Struggling with the proof of Fermat's little theorem I am working through Dirichlet's proof of Fermat's little theorem. 
I am at the stage where I am trying to prove that:
$(a, 2a, 3a, ..., (p-1)a) \mod p$ is a rearrangement of $1,2,3..., p-1$.
In the proof it is written that this can be shown by considering $ra$ and $sa$ and showing that $ra$ and $sa$ must be distinct:
$ra \not\equiv sa \mod p$
where r and s are arbitrary coefficients of $a$.
However I do not understand why this is valid. I it would have to be proven that:
$ra \ne sa$ rather than 
$ra \not\equiv sa\mod p$
 A: If we had $ra\ne sa$, that would still leave the possibility that $ra-sa$ is a multiple of $p$, since $ra$ and $sa$ can have a difference greater than $p-1$. If that were true, then we would have $ra\equiv sa\pmod{p}$, which would mean the multiples of $a$ would not form a complete residue system. Do you see how that's a problem?

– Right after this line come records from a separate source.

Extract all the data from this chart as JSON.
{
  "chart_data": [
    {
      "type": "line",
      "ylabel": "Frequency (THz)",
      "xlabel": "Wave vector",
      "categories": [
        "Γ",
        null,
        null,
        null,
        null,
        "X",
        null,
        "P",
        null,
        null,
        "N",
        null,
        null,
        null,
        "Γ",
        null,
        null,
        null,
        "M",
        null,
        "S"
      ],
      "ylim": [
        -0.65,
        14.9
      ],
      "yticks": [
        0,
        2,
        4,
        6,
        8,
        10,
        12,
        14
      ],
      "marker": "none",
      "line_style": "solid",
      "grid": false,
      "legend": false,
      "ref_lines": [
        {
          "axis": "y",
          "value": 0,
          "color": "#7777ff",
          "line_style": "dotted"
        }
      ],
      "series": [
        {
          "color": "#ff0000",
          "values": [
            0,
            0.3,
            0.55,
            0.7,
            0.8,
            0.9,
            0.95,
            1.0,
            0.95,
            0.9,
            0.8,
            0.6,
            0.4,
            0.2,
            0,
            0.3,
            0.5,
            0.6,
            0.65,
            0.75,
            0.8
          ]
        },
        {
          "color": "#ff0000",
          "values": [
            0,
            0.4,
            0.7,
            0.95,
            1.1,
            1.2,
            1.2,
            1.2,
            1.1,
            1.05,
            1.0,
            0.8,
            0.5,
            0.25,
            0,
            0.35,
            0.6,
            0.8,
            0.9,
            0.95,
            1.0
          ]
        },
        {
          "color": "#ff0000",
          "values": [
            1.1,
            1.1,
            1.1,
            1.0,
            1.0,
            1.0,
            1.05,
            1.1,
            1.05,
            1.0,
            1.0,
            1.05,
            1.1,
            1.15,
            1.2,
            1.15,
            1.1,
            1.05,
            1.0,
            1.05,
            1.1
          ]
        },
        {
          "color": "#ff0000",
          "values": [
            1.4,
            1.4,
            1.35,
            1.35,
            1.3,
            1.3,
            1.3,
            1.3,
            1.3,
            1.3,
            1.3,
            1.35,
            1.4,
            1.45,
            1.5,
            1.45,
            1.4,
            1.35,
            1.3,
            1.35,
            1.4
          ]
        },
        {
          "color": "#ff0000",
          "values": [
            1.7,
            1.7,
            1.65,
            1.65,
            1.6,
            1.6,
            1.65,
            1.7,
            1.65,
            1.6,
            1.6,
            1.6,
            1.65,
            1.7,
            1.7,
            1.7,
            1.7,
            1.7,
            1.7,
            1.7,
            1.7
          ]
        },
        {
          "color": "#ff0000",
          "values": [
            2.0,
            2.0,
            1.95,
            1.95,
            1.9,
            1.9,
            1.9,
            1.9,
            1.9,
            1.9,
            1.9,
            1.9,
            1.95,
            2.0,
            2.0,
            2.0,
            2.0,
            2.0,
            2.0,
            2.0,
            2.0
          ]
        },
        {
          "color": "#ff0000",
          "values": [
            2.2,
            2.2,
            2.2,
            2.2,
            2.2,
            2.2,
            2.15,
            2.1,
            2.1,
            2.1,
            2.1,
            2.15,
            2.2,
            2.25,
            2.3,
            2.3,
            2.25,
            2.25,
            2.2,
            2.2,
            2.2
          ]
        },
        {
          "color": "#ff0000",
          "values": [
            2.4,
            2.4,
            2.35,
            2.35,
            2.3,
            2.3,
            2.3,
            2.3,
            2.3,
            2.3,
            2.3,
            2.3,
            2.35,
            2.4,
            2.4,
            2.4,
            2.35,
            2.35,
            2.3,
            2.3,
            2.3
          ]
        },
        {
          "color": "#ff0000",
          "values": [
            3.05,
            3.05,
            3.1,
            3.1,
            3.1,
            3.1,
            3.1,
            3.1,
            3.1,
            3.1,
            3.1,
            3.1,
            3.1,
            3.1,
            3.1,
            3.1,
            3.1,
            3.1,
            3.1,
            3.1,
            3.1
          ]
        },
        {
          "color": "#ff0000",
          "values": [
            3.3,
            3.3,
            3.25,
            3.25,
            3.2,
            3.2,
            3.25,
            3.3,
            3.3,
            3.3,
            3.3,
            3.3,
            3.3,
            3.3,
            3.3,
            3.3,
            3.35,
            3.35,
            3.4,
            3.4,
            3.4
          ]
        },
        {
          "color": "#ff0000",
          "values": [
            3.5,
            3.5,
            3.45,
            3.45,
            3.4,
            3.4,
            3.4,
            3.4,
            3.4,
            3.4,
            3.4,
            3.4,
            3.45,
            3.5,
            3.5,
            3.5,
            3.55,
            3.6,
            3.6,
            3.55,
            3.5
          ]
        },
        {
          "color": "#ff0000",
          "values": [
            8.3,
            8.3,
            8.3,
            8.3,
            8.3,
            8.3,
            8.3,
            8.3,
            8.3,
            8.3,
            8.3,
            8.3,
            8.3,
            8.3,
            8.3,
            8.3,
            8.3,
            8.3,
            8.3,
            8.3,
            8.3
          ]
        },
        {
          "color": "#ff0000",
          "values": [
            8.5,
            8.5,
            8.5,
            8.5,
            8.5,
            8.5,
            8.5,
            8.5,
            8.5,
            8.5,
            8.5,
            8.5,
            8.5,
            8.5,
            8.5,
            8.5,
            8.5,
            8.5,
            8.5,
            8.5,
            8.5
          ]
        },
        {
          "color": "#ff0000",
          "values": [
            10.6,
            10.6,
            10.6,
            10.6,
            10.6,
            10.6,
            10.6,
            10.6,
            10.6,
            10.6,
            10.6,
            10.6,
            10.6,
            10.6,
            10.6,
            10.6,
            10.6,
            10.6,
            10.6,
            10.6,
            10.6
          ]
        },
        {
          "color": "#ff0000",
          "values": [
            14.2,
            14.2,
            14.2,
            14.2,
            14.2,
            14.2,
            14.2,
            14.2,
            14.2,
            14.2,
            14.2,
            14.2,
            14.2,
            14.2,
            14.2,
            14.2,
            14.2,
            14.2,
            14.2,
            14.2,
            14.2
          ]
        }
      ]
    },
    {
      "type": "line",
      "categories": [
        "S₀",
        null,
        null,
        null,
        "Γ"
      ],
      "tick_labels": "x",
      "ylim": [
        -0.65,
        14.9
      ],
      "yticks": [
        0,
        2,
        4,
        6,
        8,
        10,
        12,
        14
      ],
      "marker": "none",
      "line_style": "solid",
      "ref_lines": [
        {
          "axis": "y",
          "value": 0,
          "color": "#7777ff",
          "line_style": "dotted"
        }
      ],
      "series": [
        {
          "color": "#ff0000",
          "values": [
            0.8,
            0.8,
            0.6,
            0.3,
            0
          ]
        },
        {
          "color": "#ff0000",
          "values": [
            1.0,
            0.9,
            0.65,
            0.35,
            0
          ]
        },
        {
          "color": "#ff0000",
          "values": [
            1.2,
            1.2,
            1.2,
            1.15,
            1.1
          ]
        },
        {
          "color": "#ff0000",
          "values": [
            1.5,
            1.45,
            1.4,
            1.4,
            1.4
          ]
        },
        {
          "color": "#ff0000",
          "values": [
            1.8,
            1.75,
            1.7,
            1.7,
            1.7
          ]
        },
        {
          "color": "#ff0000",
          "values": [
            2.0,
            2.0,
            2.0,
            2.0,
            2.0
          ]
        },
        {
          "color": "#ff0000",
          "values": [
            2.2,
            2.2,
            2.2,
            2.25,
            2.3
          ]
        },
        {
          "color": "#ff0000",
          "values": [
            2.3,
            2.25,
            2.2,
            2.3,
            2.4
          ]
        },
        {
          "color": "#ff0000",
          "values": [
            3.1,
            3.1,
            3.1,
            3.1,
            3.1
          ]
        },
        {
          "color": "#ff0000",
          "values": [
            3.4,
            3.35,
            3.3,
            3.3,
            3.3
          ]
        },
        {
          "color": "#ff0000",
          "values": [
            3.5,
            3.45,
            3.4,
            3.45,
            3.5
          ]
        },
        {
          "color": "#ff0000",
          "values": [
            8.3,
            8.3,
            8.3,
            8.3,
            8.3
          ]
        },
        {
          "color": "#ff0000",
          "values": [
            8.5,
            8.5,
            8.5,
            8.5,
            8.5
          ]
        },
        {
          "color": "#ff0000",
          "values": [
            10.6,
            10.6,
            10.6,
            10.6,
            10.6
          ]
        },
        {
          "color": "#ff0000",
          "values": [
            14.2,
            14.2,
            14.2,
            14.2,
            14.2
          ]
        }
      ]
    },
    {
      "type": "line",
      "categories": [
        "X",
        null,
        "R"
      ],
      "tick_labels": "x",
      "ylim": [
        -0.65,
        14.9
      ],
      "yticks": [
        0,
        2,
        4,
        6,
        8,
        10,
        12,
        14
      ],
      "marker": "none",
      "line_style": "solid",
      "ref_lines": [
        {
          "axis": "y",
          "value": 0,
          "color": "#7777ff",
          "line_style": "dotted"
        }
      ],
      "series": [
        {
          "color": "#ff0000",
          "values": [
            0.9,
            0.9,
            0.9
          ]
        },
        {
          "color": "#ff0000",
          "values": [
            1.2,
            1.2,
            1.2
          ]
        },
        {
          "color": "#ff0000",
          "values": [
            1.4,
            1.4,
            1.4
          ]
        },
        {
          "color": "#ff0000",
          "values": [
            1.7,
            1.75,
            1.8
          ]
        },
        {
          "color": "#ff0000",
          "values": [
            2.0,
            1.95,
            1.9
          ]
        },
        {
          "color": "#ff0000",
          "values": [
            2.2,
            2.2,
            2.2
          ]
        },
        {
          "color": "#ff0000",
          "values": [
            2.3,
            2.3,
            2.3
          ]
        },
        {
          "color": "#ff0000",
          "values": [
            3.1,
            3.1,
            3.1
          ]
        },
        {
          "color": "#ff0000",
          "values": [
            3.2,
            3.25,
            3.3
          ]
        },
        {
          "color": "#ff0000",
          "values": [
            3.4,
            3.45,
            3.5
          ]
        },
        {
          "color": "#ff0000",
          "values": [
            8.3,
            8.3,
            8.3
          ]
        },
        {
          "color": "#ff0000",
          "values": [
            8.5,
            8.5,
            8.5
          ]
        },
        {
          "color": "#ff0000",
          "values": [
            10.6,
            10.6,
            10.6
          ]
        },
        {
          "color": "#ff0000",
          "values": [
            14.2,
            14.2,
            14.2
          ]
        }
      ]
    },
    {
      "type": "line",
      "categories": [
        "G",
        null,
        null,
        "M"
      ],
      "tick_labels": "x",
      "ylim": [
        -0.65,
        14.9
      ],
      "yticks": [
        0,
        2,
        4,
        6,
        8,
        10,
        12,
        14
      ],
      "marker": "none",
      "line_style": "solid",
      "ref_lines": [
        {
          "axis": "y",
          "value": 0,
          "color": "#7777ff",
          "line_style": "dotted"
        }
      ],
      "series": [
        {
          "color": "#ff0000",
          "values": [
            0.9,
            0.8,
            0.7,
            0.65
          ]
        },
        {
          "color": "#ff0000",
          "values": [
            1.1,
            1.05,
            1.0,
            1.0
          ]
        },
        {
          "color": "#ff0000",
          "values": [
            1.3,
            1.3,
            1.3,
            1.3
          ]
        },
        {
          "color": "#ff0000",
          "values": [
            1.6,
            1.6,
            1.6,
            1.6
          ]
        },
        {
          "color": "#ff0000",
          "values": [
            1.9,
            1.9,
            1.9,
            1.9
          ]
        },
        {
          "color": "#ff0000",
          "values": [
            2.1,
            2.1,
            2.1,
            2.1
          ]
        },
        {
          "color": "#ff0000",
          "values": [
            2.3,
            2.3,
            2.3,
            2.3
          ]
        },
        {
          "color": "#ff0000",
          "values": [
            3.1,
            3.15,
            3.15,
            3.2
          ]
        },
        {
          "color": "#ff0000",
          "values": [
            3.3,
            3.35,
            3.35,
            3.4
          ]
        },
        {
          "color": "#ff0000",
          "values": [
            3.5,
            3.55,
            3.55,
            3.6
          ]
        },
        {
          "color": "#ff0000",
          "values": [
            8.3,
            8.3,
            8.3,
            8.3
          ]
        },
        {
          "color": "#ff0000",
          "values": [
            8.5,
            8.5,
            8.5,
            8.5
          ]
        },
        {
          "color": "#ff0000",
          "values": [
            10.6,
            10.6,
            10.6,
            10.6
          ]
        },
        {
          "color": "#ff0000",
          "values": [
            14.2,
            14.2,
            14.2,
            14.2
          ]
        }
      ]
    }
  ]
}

The confusion here seems to be over notation. When we write:
$$a\equiv b\pmod{p},$$
we are not saying that $a$ is what you get when you reduce $b$ modulo $p$. We're saying that, modulo $p$, the numbers $a$ and $b$ are the same. For example:
$$12\equiv 27\pmod 5$$
is a true statement. The $\pmod5$ at the end doesn't apply to the $27$; it applies to the $\equiv$ sign. What that statement really means is that $12-27$ is a multiple of $5$.
Thus, what you are meaning when you say "$ra\pmod{p}\ne sa\pmod{p}$" (which is not a generally accepted notation), is precisely what we mean when we write $ra\not\equiv sa\pmod{p}$.
A: The claim is that the list of residues 
$$  1 \cdot a , 2 \cdot a , \dots, (p-1) \cdot a \pmod{p}  $$
is a permutation of the list of residues 
$$  1 , 2 , \dots, (p-1) \pmod{p}  \text{.}  $$
At this point in the proof, we must know that $p \not \mid a$, since otherwise, the first list is a list of $p-1$ copies of $0 \pmod{p}$ which quite evidently is not a permutation of the second list.
If the "multiply by $a$" map is a permutation, then since the domain and range of the map have the same finite cardinality, the map is injective.  By contraposition, if the map is not injective, it is not a permutation.
For purposes of contradiction, suppose the "multiply by $a$" map is not injective.  Then there must be two distinct multiples of $a$ in the first list that are equal, call them $ra$ and $sa$, where $r \neq s$.  We find 
$$  r a \equiv s a \pmod{p}  \text{.}  $$
(If you know the integers modulo $p$ are a field, then cancel $a$ from both sides, see $r \equiv s$, observe both of these are in $[1,p-1]$, an interval containing at most one representative from each equivalence class modulo $p$, so they are equal.  Otherwise, ...)
This says $(r-s)a = ra - sa = k p$ for some $k \in \mathbb{Z}$.  Since $p$ is prime, either $p \mid (r-s)$ or $p \mid a$.  We have previously observed $p \not \mid a$.  Since $r-s \in [1 - (p-1), (p-1)-1] = [2-p, p-2]$, we must have $|r-s| < p$, so if $p \mid (r-s)$, $r-s = 0$, a contradiction.
Therefore, the "multiply by $a$" map is injective and the first list of residues above is a permutation of the second list.
A: If $ra \not\equiv sa \pmod{p}$ then $ra \ne sa$. But incongruence mod $p$ is the key property because that's what equality means in $\mathbf{Z}_p$. If we take two elements $[x], [y] \in \mathbf{Z}_p$ then $[x] = [y]$ if and only if $x \equiv y \pmod{p}$. Here $[x]$ denotes the equivalence class of $x \bmod{p}$.
Maybe it will help to see an example. Take $p = 5$ and $a = [2]$. Then
$$ \Big([1][2], [2][2], [3][2], [4][2] \Big) = \Big([2], [4], [1], [3] \Big). $$
So multiplication by $[2]$ corresponds to the permutation
$$ \begin{pmatrix} 1 & 2 & 3 & 4 \\ 2 & 4 & 1 & 3 \end{pmatrix}. $$